The videoprojection onto the church ceiling follows the tradition of the illusionistic ceiling paintings of the Renaissance, such as Mantegna's trompe-l'œil in the Camera degli Sposi in Mantua. In Venice, Giovanni Battista Tiepolo, for example, used perspective tricks to achieve an effect of depth. In Homo Sapiens Sapiens, a huge eye looked down onton the audience, who had made themselves comfortable on mattresses. Considering the summer heat outside the church, this place was a welcome haven of peace. According to Juliana Engberg, the purely feminine world of pleasure was superimposed on the male martyrs and church fathers immortalized in church paintings. According to Rist, works of art could dissolve architectural realities.

As in Sip My Ocean, here too kaleidoscopic, axially symmetrical images are shown that suggest limitless and endless repetitions.

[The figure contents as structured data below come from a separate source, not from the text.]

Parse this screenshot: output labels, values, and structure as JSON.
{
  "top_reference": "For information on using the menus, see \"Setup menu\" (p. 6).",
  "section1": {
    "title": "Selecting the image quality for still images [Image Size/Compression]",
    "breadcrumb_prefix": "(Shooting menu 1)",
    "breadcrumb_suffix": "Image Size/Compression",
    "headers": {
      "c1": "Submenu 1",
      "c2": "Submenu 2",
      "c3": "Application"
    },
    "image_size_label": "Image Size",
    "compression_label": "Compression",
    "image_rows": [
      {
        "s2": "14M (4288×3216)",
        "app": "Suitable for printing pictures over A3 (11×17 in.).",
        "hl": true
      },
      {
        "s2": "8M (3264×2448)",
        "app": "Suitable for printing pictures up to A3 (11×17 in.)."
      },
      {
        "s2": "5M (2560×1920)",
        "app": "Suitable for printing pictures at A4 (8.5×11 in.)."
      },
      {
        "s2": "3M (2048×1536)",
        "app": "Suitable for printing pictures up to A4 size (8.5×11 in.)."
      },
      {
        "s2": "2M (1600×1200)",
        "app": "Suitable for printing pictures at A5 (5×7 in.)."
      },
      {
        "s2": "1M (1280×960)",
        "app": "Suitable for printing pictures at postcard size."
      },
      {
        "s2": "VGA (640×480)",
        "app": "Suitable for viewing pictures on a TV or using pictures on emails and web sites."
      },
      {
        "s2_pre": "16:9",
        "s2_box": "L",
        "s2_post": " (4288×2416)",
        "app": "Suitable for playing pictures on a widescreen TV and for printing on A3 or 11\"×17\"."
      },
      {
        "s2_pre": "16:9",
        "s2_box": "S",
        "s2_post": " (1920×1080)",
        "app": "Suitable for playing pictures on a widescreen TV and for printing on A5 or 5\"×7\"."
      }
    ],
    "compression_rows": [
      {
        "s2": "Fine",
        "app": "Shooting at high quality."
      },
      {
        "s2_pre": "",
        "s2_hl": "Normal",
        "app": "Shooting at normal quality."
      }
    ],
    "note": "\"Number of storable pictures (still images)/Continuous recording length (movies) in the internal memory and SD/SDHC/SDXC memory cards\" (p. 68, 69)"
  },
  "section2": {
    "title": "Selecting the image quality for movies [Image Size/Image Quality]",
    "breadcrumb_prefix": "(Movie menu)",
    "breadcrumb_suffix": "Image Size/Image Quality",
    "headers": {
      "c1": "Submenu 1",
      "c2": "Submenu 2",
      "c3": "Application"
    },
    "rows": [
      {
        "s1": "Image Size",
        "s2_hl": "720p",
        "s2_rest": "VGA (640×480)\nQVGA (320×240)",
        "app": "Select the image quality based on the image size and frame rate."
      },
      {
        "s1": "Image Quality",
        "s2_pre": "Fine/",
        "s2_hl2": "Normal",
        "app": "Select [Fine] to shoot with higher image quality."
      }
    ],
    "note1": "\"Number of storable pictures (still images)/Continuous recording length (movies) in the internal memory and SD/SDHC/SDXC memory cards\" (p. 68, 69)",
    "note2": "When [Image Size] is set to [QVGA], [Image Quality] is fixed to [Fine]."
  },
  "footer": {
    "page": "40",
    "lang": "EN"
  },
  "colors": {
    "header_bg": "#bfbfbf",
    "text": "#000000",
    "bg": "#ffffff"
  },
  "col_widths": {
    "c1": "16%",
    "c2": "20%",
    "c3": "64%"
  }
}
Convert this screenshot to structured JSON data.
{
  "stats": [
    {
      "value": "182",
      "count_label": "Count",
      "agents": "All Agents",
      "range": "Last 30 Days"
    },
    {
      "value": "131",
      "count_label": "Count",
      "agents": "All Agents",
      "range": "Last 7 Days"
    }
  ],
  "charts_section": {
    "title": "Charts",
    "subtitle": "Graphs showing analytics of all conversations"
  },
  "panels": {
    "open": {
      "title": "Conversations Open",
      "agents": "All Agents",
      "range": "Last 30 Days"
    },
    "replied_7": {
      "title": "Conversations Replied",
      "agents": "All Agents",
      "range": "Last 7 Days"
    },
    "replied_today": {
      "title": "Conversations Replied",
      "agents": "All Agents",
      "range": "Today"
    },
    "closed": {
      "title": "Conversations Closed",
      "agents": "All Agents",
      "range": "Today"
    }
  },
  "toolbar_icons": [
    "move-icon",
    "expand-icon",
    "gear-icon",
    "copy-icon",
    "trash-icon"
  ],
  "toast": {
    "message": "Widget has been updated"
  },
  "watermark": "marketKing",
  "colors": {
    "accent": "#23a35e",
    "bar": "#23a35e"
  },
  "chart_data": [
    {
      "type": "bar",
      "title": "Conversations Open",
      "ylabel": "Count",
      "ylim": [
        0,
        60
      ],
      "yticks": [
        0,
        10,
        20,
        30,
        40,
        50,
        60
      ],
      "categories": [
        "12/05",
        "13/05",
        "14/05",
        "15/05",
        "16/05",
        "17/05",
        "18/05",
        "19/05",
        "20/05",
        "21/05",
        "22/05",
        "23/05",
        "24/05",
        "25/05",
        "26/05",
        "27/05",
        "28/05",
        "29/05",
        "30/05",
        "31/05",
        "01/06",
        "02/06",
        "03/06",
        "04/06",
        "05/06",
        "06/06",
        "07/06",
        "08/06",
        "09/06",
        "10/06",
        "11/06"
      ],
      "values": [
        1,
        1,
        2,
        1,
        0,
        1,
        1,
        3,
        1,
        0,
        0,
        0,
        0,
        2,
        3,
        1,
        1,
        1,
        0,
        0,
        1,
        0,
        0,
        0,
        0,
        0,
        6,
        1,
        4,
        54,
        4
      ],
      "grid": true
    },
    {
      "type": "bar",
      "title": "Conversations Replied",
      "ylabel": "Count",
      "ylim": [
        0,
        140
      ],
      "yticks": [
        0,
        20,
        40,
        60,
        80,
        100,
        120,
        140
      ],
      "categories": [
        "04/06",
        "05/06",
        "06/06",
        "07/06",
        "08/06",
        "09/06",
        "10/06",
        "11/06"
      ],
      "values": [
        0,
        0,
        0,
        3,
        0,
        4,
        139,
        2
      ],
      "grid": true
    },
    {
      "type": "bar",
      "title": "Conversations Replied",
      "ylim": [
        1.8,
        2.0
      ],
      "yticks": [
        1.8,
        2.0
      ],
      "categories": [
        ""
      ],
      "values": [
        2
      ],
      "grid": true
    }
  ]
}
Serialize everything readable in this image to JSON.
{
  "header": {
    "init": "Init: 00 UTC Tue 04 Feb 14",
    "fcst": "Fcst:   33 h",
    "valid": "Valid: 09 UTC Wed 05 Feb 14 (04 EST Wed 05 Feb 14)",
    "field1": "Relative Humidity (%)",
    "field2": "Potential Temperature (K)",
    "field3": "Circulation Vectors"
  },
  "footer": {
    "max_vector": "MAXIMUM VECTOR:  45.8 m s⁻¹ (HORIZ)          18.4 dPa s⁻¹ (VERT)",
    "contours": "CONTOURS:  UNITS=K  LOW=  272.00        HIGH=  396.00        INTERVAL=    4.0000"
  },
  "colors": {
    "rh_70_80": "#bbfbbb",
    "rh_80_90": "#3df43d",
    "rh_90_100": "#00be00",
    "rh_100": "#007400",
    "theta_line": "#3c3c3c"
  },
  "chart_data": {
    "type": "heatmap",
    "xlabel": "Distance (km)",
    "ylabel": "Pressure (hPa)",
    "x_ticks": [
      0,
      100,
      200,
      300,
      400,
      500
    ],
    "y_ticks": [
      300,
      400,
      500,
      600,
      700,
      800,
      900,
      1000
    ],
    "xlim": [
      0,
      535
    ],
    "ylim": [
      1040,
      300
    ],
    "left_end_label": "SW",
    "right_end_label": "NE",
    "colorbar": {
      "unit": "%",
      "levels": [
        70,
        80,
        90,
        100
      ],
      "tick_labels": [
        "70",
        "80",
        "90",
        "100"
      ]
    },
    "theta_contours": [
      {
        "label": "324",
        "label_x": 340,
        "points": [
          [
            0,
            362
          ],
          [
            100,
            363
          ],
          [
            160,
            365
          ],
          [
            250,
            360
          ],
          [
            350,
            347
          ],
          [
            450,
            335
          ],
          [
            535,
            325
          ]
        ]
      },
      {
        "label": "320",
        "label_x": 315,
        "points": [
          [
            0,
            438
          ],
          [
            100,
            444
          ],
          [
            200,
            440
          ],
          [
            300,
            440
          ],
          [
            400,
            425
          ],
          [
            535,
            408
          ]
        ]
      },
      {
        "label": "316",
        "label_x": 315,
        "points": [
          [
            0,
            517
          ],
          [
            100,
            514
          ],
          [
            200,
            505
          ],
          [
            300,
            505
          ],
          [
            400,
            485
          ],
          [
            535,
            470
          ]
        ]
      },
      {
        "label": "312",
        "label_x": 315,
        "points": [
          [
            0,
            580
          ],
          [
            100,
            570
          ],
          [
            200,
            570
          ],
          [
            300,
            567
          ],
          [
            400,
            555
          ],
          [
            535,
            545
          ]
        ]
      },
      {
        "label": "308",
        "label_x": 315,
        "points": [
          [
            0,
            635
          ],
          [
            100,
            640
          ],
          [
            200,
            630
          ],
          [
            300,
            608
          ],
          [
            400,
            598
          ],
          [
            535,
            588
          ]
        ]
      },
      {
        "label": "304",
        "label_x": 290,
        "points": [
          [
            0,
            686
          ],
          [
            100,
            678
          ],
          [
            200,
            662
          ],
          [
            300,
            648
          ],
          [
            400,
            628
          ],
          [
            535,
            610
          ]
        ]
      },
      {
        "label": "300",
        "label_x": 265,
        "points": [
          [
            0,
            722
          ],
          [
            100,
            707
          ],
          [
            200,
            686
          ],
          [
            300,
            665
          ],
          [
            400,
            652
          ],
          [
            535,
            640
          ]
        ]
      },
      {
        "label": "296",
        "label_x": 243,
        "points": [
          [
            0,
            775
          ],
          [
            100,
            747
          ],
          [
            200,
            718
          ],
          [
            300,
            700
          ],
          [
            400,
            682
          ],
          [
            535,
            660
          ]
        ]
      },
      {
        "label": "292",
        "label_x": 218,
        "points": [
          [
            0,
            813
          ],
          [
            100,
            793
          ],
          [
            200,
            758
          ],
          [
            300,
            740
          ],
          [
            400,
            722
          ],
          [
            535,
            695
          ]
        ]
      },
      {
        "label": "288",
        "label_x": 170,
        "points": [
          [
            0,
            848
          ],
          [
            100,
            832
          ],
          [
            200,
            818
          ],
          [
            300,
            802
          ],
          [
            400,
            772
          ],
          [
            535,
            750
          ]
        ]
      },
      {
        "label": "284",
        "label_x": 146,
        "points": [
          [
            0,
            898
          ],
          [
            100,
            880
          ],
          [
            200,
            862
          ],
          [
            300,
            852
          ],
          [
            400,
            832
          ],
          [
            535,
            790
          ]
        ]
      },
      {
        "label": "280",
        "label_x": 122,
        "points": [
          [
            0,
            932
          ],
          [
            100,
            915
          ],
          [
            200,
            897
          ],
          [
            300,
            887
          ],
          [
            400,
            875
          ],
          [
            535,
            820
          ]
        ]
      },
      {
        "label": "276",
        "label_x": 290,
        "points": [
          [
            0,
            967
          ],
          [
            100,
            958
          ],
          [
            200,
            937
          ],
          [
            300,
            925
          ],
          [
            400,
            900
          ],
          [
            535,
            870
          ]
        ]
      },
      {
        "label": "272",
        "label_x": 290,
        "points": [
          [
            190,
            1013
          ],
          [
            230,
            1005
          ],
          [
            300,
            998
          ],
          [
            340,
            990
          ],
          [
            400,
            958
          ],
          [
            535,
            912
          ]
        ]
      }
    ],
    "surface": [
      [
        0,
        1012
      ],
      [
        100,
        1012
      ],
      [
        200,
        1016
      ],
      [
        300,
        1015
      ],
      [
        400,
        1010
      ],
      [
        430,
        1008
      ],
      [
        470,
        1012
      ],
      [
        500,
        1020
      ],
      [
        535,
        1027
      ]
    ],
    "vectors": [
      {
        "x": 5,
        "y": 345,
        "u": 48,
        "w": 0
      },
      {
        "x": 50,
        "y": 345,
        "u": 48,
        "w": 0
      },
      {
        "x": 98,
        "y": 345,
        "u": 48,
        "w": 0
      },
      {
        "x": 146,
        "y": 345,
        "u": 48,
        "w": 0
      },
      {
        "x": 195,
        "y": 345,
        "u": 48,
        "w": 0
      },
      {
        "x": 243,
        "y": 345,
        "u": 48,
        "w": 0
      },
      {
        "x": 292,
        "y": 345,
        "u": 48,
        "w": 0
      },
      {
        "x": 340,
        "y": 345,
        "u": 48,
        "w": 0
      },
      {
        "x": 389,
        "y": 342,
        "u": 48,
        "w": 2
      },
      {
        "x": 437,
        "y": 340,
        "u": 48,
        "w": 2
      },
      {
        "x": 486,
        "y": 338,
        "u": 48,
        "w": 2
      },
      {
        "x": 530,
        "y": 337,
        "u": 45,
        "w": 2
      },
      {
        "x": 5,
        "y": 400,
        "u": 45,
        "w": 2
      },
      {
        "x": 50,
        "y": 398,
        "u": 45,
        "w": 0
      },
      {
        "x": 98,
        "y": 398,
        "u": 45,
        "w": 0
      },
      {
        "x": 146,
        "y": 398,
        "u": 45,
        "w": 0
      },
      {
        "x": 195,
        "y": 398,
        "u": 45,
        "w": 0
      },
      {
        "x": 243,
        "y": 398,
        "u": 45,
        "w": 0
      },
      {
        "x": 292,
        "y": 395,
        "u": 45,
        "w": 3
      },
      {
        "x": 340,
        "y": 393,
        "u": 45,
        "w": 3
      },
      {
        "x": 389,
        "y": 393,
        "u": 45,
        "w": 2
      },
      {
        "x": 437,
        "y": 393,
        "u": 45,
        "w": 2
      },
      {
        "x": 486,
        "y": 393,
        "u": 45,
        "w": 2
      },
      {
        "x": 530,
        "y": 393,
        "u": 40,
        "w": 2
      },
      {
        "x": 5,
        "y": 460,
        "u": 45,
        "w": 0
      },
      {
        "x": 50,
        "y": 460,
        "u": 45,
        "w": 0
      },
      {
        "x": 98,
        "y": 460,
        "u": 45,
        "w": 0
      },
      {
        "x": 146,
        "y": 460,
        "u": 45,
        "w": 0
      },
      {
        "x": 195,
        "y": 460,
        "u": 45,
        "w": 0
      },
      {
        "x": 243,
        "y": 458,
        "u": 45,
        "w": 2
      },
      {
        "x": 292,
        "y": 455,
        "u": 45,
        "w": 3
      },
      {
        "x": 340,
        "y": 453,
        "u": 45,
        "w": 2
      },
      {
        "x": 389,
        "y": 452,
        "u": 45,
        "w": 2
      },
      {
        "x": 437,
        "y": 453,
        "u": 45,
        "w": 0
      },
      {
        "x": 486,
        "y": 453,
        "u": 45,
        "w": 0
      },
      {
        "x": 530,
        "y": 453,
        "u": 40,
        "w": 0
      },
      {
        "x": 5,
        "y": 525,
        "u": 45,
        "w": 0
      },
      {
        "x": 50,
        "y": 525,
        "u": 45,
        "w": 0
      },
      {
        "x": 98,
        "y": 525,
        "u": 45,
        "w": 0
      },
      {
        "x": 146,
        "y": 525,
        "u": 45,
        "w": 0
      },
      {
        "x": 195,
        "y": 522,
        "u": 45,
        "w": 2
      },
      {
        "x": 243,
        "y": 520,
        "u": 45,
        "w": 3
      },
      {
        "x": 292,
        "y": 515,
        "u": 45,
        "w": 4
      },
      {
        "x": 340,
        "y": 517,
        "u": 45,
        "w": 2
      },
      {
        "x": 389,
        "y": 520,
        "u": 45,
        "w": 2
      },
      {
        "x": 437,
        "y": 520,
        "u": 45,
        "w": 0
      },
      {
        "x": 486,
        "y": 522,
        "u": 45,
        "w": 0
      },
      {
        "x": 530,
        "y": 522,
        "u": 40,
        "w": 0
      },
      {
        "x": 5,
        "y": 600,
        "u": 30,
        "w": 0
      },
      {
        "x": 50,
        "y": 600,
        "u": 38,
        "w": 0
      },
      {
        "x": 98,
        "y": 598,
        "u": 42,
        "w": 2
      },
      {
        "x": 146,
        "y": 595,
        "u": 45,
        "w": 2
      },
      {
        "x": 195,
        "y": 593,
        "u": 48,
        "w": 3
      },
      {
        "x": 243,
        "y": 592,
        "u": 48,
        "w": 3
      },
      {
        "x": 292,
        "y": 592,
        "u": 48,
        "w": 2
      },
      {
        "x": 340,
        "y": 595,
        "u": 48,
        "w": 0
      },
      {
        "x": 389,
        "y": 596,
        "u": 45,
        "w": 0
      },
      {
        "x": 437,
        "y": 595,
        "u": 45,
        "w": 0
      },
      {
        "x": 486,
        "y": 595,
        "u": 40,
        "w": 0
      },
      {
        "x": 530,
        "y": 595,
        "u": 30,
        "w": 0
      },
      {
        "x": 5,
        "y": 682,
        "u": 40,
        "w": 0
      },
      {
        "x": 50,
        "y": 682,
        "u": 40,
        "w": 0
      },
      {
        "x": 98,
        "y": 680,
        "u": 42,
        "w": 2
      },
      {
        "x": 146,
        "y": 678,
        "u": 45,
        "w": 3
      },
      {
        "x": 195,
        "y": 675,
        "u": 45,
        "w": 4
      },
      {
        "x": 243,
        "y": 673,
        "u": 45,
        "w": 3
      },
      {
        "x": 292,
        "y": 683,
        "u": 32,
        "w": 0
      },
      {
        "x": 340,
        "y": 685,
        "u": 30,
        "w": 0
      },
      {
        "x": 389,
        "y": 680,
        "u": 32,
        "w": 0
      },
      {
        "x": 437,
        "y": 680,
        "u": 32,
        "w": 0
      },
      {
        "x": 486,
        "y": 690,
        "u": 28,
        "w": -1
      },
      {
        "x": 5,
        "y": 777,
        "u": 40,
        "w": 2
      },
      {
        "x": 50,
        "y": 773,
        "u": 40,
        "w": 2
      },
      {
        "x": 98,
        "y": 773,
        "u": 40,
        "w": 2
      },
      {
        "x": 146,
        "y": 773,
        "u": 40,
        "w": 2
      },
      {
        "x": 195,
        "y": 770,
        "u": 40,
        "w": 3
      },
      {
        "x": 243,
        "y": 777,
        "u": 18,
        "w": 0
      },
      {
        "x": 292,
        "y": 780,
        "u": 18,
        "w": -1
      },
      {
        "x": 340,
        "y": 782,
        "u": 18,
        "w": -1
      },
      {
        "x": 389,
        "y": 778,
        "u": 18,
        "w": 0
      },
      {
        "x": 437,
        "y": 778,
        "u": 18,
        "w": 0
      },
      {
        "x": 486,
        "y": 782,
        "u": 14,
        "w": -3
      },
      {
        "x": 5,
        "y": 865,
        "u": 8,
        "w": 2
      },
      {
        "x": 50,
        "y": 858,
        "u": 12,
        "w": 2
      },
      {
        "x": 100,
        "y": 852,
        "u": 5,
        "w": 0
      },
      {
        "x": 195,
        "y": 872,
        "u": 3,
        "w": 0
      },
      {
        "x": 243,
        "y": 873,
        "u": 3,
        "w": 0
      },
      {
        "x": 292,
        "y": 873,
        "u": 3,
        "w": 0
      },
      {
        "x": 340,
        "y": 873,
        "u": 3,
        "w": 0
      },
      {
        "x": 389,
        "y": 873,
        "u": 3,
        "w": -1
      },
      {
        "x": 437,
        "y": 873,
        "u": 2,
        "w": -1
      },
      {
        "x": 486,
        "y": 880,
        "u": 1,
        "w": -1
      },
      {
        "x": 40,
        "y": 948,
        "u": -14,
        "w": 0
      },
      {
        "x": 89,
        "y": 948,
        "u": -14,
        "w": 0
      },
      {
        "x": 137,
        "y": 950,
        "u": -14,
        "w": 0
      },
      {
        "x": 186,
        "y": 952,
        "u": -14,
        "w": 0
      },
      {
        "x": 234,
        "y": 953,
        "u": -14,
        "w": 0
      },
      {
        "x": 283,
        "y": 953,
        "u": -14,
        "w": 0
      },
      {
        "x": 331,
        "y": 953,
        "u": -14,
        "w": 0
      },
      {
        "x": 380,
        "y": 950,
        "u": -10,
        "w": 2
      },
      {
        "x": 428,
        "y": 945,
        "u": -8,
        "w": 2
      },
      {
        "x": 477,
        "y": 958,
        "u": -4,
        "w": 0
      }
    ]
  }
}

In connection with the presentation of her later videos, Rist repeatedly created the possibility of experiencing space and art together in a relaxed atmosphere. In a conversation with Massimiliano Gioni in 2016, Rist stated that she believed in installations as places of gathering. In her opinion Homo Sapiens Sapiens had shown that during the shared enjoyment of art, viewers and art work interacted and that it was possible to let a fusion of feelings and knowledge ermerge in the audience.